As we all know, we can easy to see the line of an output statement in the browser, just like follow picture

enter image description here

but in the nodejs env, how do I know what line is 'output statement' in.


I have this need because I want to know better during development where the information is coming from when the program fails. Of course, I could have each output statement carry a unique character, like console.log('1', '...'), console.log('2', '...') but that feels silly and unhackable to me.

I'll show you a simple piece of code as an illustration

try {
  throw new Error('something error')
} catch (error) {
  console.log(error.stack)
}

Run the above code I can see the output:

Error: something error
    at file:///c:/Users/Linhieng/Desktop/tmp/a.js:2:9
    at ModuleJob.run (node:internal/modules/esm/module_job:198:25)
    at async Promise.all (index 0)
    at async ESMLoader.import (node:internal/modules/esm/loader:385:24)
    at async loadESM (node:internal/process/esm_loader:88:5)
    at async handleMainPromise (node:internal/modules/run_main:61:12)

the above output tell us what line is the error in, but I want to know the line of console.log.

CodePudding user response:

I thing woth simple logging the only solution here is a manually passing the according line number. Something like that:

console.log(error, LINE_NUMBER);

Another possible solution probably could be when you use some kind of a external configurable NodeJS debugger software. There probably will be provided a functionality related you your needs.

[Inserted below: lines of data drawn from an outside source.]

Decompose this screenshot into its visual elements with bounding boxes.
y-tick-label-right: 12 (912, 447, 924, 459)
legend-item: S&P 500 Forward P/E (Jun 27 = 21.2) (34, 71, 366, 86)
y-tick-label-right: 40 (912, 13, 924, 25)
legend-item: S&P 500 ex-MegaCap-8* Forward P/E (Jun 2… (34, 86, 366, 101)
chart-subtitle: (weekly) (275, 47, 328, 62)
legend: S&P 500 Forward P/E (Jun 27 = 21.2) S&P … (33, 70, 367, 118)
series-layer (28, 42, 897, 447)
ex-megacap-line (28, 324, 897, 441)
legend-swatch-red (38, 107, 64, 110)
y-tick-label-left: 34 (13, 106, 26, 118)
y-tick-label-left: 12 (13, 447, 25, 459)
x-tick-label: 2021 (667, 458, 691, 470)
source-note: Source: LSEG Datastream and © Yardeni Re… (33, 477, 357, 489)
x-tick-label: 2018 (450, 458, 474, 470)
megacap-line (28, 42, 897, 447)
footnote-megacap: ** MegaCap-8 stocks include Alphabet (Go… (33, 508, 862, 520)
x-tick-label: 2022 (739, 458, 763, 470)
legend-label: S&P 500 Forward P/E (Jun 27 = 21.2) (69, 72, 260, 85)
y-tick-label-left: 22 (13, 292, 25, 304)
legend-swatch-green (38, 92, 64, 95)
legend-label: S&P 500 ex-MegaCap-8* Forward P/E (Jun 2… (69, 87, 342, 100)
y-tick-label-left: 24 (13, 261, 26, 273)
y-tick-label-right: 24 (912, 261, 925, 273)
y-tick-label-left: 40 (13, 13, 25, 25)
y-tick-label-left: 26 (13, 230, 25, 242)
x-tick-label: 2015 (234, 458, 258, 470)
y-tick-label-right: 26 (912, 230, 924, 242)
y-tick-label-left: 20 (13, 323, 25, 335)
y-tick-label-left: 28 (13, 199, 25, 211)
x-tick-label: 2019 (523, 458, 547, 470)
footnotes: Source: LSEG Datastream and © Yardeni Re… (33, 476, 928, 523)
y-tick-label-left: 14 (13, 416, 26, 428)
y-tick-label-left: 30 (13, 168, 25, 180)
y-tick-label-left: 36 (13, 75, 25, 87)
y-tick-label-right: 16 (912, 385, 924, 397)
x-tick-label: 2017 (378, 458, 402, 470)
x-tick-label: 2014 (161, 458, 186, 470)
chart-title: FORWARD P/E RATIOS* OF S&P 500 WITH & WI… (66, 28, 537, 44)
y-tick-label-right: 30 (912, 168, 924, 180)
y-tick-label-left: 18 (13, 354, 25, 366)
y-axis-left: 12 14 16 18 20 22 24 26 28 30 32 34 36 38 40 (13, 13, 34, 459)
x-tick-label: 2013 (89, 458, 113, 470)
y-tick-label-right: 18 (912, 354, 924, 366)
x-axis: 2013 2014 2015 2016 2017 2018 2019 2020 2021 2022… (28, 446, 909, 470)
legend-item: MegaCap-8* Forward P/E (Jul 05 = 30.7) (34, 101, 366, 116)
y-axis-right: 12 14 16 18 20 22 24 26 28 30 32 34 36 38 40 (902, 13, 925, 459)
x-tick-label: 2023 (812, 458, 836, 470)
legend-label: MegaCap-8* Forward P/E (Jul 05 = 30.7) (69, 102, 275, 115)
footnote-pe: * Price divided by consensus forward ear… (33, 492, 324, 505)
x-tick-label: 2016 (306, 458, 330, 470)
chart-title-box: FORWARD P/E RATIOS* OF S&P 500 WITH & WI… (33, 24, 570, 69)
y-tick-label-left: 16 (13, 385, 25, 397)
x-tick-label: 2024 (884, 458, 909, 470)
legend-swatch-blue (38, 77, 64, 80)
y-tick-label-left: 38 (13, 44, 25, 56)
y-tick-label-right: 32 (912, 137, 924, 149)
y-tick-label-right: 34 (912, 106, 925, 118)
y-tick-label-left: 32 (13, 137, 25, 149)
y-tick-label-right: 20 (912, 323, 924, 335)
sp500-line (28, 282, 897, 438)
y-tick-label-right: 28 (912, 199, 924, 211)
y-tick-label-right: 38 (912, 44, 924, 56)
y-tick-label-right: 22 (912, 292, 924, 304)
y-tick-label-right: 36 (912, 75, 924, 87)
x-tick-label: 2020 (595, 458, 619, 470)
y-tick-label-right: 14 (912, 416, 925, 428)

CodePudding user response:

You can monkeypatch console.log with code that parses the stack string, since this is Node.js and the format only varies across releases (unlike on browsers, where it can vary by browser as well):

const realLog = console.log;
console.log = (...msgs) => {
    try {
        throw new Error("something error");
    } catch (error) {
        const lines = error.stack.split(/(?:\r\n|\r|\n) /);
        msgs.push(`[${lines[2].trim()}]`);
    }
    realLog(...msgs);
};

Then for instance, this:

function example() {
    console.log("Hi there");
}

example();

shows

Hi there [at example (file:///____/temp.js:13:13)]

At present, the "parsing" is really easy — just split on newlines and take the third element of the array. But you might want to extract more information, or the format could change in future versions to require more complicated "parsing."